The scene - A little get together of NAP engineering management playing a few old school party games like Ludo, Guess who, Kerplunk and Operation arranged by the two best PA's in the world whilst having a few drinks and fun, resulted in a few more attendees and a few more drinks and as most men do turned to the subject of what to wear at the WP Christmas party. Hands were held in the room and a pact was formed between the Scotsmen, the Northern Irish man, Englishman, Indian man, Nigerian man and a former member of a boyband
The Pact - To wear kilts to the Christmas party, majority of the men being rookies in the art of kilt wearing so no mean feat wear such a garment - The history of the kilt stretches back to at least the end of the 16th century. The kilt first appeared as the belted plaid or great kilt, a full length garment whose upper half could be worn as a cloak draped over the shoulder, or brought up over the head as a hood. The small kilt or walking kilt (similar to the 'modern' kilt) did not develop until the late 17th or early 18th century, and is essentially the bottom half of the great kilt. The word kilt comes from the Scots word kilt meaning to tuck up the clothes around the body.
The Deal - If a target of £1k is met, there is a commitment among the NAP men that they will be "true Scotsmen" for one evening only, that means a one off not to be a repeated event of no underwear for this motley crew with all shapes and sizes covered. There is also a further commitment of no handstands or cartwheels on the dance floor during the evening.

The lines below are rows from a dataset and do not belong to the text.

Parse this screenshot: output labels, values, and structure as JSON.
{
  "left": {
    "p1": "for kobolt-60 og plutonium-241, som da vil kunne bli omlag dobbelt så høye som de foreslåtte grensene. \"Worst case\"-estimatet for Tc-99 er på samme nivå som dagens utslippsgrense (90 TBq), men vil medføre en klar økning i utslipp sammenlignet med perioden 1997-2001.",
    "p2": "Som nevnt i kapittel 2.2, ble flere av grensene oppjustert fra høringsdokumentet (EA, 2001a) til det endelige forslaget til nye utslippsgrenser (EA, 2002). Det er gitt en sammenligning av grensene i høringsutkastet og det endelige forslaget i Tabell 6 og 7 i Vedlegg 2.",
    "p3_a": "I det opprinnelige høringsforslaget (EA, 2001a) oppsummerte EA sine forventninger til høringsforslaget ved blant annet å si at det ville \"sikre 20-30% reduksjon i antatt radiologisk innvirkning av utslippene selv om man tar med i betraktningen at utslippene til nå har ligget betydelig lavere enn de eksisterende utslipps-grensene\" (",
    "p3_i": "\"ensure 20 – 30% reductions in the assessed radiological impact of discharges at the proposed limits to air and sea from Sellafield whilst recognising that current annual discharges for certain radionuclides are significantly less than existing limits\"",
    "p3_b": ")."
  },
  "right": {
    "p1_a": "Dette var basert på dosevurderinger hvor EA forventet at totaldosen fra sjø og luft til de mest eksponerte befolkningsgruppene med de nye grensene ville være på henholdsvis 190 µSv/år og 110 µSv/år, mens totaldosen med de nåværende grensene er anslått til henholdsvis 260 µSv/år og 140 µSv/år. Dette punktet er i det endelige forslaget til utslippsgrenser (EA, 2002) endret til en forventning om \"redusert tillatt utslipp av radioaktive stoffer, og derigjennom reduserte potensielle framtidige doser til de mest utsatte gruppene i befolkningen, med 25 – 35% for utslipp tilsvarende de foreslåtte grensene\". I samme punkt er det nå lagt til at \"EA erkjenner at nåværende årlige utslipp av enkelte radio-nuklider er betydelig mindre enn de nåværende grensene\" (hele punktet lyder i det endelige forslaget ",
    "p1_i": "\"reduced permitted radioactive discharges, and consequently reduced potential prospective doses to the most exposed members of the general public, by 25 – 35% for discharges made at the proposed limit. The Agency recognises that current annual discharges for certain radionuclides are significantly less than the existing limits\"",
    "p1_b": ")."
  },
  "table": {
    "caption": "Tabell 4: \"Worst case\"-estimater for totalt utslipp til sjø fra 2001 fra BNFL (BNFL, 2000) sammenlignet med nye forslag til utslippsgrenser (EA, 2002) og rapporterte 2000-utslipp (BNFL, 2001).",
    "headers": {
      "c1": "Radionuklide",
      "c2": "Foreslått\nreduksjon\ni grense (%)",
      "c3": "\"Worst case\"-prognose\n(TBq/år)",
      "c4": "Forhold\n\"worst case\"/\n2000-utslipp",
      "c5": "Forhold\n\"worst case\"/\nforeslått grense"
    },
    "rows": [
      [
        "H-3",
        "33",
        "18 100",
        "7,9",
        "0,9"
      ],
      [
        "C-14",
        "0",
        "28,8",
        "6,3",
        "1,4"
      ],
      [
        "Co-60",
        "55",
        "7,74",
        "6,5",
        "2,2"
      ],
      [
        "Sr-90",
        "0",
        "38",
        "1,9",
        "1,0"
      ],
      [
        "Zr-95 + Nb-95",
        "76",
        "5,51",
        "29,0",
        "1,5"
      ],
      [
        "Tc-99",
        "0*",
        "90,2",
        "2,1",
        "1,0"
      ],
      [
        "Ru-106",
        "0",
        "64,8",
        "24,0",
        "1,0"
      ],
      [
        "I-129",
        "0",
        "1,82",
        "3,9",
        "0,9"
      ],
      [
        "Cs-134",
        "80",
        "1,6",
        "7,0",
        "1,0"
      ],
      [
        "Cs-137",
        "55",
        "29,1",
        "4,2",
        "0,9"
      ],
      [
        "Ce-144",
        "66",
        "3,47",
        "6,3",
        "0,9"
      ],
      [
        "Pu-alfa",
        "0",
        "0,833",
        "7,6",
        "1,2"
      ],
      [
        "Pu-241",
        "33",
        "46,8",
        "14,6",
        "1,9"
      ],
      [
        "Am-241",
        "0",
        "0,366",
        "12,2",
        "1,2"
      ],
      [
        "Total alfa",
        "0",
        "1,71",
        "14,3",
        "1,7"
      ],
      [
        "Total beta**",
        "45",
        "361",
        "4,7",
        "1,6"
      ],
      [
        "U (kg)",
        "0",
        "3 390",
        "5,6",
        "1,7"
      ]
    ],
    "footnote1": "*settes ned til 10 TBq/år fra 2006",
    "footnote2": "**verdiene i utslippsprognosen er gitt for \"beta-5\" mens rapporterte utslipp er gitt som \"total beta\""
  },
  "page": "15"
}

The cause - my grandson Henry was born with Phenylketonuria (PKU for short) in August this year. PKU is a rare inherited condition in which there is a build up of phenylalanine in the body. Phenylalanine is a natural substance; it is a building block of protein. PKU is looked for in all newborns in the United Kingdom by measuring phenylalanine levels in the heel-prick blood test. All babies should have this test as it allows treatment to start early in life.
Phenylalanine is found in the protein part of the food we eat. The treatment is a low protein diet. This means that high protein foods such as meat, cheese, poultry, eggs and milk are not permitted. Instead the diet is supplemented with artificial protein which contains no phenylalanine. This diet is very effective at lowering levels of phenylalanine and allows normal growth and development of the child.
Untreated PKU can lead to intellectual disability, seizures, behavioural problems, and mental disorders.
The damage done to the brain if PKU is untreated during the first months of life is not reversible. It is critical to control the diet of infants with PKU very carefully so that the brain has an opportunity to develop normally. Affected children who are detected at birth and treated are much less likely to develop neurological problems or have seizures and intellectual disability (though such clinical disorders are still possible.)